When will we know how much we are going to be charged for water? That was the question Micheál Martin put to Taoiseach Enda Kenny this afternoon.
He said “People want to know what their bill will be and why is there a delay in publishing the business model for water charges? ”
Kenny said it wasn’t published yet because it was a difficult task, adding “I want to get it as right as possible.”
He said the government will publish the business model before the local elections.
However the Fianna Fáil leader said there was a suspicion the government was holding this information, pointing out that they’ve had over a year and a half to figure it out.
I don’t believe you can’t figure it out, it may be more political than that.
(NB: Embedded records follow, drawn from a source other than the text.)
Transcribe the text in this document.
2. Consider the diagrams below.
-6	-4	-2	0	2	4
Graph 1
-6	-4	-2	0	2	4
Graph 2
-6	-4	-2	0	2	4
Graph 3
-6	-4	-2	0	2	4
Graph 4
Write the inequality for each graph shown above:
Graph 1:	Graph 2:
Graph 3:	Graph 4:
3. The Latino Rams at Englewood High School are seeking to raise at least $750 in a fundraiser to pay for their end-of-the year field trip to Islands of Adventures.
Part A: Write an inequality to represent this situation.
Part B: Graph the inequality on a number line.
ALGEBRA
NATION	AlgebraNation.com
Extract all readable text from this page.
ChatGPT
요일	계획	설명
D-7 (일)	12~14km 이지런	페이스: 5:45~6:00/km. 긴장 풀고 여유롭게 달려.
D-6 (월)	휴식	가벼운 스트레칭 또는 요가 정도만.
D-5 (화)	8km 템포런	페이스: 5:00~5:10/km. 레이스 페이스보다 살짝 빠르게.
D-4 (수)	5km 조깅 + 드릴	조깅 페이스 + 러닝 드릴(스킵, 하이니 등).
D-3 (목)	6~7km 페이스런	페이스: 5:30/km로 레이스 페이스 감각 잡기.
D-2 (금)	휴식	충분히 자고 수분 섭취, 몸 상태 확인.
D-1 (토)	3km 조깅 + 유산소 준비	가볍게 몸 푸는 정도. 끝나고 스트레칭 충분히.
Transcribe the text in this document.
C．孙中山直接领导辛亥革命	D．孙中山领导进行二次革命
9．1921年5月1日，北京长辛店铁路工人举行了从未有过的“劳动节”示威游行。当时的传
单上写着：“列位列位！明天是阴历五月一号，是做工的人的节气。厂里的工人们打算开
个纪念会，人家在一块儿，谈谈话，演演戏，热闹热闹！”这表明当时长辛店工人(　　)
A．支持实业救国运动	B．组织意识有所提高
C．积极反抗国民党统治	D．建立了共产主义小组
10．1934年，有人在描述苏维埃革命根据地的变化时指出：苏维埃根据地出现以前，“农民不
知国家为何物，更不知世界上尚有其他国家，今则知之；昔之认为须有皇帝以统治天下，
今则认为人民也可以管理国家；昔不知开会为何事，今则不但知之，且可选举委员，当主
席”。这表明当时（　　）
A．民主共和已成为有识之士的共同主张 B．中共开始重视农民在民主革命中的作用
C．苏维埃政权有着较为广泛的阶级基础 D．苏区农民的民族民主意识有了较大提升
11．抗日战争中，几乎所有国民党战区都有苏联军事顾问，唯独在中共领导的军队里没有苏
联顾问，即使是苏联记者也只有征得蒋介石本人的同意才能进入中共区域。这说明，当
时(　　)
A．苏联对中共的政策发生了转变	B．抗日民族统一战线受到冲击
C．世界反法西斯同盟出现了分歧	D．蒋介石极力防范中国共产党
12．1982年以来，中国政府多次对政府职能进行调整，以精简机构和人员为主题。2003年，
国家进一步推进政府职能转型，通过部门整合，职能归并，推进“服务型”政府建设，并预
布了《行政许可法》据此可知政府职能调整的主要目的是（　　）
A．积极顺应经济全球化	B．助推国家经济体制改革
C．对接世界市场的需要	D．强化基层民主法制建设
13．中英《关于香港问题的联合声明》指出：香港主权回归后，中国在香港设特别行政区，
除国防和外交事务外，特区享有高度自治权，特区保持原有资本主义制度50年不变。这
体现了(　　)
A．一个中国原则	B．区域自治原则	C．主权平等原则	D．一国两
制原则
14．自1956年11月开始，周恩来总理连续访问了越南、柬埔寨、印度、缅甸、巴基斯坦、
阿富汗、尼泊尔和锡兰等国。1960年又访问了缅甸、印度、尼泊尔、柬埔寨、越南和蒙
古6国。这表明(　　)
Kenny responded with a dig for Fianna Fáil saying how, “We’re not afraid to face into challenges that were left untouched.”
He ended by reiterating the same point about the business model “I confirm to you again, we will publish before local elections”.
Gateway Scheme: help or hindrance
Gerry Adams attacked the government on the Gateway scheme, saying there was “no training or education and no prospect of employment”.
The Sinn Féin President called on the Taoiseach to scrap the scheme, adding that people deserve proper terms and conditions.
There’s no training budget, no education budget. They get paid an extra 20 euro a week which is taxable. There’s no transport costs. It ends up costing people more.
Kenny defended the Gateway scheme explaining that it was only for the long term unemployed and that it offers motivation for people who want to get back to work, adding:
People do like to be able to make a contribution and to get out of the rut of long term unemployment.
The Taoiseach also discussed the JobBridge scheme saying that “66 per cent of people who took part in the scheme find employment or leave to set up their own firms.”
He added that “It’s been looked at by other countries as a strategy to bring in”.
He also pointed out that the live register is below 400,000 for the first time since 2009. Adams suggested that the Getaway and JobBridge schemes massage the figures.
Independent TD Seamus Healy asked the Taoiseach to sack the Minister for Finance. He said his proposals in relation to Bank of Ireland were unfair on the people of Ireland.
Kenny responded “The answer to that question is no. The taxpayer will make a profit when we sell the shares that we own in Bank of Ireland”.
That’s our commitment and that’s our duty to the Irish taxpayer.